Die Neuseeländer begannen taktische Fehler zu machen. Die Präsenz von Ben Ainslie schien einen Effekt zu haben. Man erinnerte sich der besonderen Comeback-Fähigkeiten des Briten. Zwei olympische Goldmedaillen hatte er nach schier aussichtslosem Rückstand noch gewonnen. Und beim Stand vom 1:8 wurde er immer besser in der Arbeitsteilung und Entscheidungsfindung mit dem aktuellen australischen Laser Goldmedaillengewinner Tom Slingsby.

Aber diese Verbesserungen halfen nicht, als das Team New Zealand im zwölften Rennen bei wenig Wind den uneinholbaren Vorsprung von gut einem Kilometer heraussegelte.
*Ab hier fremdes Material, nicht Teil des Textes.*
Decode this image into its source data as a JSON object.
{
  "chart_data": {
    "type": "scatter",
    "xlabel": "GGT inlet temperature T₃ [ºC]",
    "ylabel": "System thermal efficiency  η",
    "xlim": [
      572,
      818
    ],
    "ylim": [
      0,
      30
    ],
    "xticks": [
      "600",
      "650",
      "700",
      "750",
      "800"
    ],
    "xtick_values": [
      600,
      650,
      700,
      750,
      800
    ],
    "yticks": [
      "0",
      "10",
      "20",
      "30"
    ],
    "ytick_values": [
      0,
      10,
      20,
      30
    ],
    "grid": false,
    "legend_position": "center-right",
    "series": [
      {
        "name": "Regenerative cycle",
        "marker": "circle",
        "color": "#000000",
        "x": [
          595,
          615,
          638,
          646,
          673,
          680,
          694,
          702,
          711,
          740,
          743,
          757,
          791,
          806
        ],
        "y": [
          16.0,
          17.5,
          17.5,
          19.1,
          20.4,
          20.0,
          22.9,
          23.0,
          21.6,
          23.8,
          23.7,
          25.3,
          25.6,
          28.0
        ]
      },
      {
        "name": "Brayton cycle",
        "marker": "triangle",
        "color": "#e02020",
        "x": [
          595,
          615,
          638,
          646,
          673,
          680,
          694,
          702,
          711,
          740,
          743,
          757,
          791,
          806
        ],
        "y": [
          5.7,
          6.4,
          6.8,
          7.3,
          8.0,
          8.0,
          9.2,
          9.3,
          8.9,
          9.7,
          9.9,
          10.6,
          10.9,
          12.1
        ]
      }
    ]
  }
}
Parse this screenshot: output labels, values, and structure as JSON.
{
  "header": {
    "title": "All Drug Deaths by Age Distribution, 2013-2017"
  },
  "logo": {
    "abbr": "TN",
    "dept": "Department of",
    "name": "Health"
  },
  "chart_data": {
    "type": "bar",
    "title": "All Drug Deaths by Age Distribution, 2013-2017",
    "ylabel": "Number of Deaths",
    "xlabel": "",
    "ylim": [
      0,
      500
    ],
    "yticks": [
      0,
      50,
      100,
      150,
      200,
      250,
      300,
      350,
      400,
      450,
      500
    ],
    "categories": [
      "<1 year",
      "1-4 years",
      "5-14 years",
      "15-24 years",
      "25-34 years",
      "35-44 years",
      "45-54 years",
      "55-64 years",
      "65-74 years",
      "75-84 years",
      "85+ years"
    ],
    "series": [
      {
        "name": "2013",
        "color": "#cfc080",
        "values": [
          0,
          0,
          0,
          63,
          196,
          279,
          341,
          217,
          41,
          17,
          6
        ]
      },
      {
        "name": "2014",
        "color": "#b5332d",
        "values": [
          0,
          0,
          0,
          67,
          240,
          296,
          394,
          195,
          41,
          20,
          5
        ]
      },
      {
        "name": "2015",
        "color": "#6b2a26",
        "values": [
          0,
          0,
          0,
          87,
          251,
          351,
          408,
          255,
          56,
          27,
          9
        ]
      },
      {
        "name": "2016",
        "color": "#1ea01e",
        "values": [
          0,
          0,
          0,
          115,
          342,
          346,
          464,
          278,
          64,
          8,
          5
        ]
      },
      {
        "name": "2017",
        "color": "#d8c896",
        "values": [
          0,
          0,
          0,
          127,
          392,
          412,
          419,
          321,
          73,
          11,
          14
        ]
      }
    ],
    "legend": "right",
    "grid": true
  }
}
Das Moderatoren Duo im neuseeländischen Fernsehen rief schon zur Jubelstunde für den neuen America’s Cup Sieger auf. Der Matchball würde klar verwandelt werden. Bis ihnen klar wurde, dass es ein Zeitlimit von 40 Minuten gibt, in denen ein Cuprennen beendet sein muss. Die Kiwis überschritten es um die Nichtigkeit von drei Minuten. Das Rennen wurde nicht gewertet.

Dean Barker

Dean Barker wird von seiner Frau Mandy getröstet. © ACEA/Gilles Martin-Raget

Zwei weitere Duelle mussten Rennen wegen zu starken Windes abgebrochen werden. Beide Male lagen die Neuseeländer vorne. So langsam mochte sich die Mähr von der sich selbst erfüllenden Prophezeiung in den Köpfen festsetzen. Soll es vielleicht einfach nicht sein? Hat der Segelgott etwas gegen den Kiwi-Sieg? Der Druck wuchs beständig. Die ganze Nation saß Downunder morgens vor den Fernsehern. Niemand ging zur Arbeit, bevor die Rennen des Heimteams nicht beendet waren.

Oracle war im Unterschied zu den ersten Rennen auf dem Wasser längst ein ebenbürtiger Gegner. Seglerische Fehlentscheidungen häuften sich bei den Neuseeländern. Steuermann Dean Barker verlor plötzlich Starts, die er sonst gewonnen hatte. Taktiker Ray Davies unterliefen ungewohnte Fehler. Das Drama nahm seinen Lauf.

Den Code geknackt

Aber erst im vorletzten Duell wurde endgültig klar, dass die Oracle Designer den Code zum Geheimnis für mehr Speed geknackt haben. „Sie segelten 1,5 Minuten schneller auf dem Amwindkurs im Vergleich zur ersten Woche“, sagt Kiwi Teamchef Grant Dalton. „Sie hatten einfach mehr Sprit im Tank.“

Was technisch genau den Unterschied ausgemacht hat, wollte Larry Ellison selbst auf der Abschluss-Pressekonferenz nicht sagen. Sein Skipper Spithill bekundet, dass sich das Team auf jedem Gebiet ein wenig verbessert hätte. So hob sich das US-Schiff zuletzt nicht nur beim Vorwindkurs auf die Tragflächen, sondern auch beim Kreuzen gegen den Wind. „Wir haben gelernt, das Schiff besser zu segeln“, sagt Spithill. Es gibt aber auch Gerüchte, dass neu konstruierte Tragflächen, die ausgerechnet von einem Lieferanten in Neuseeland stammen, zum neuen Turbo-Boost geführt haben könnten.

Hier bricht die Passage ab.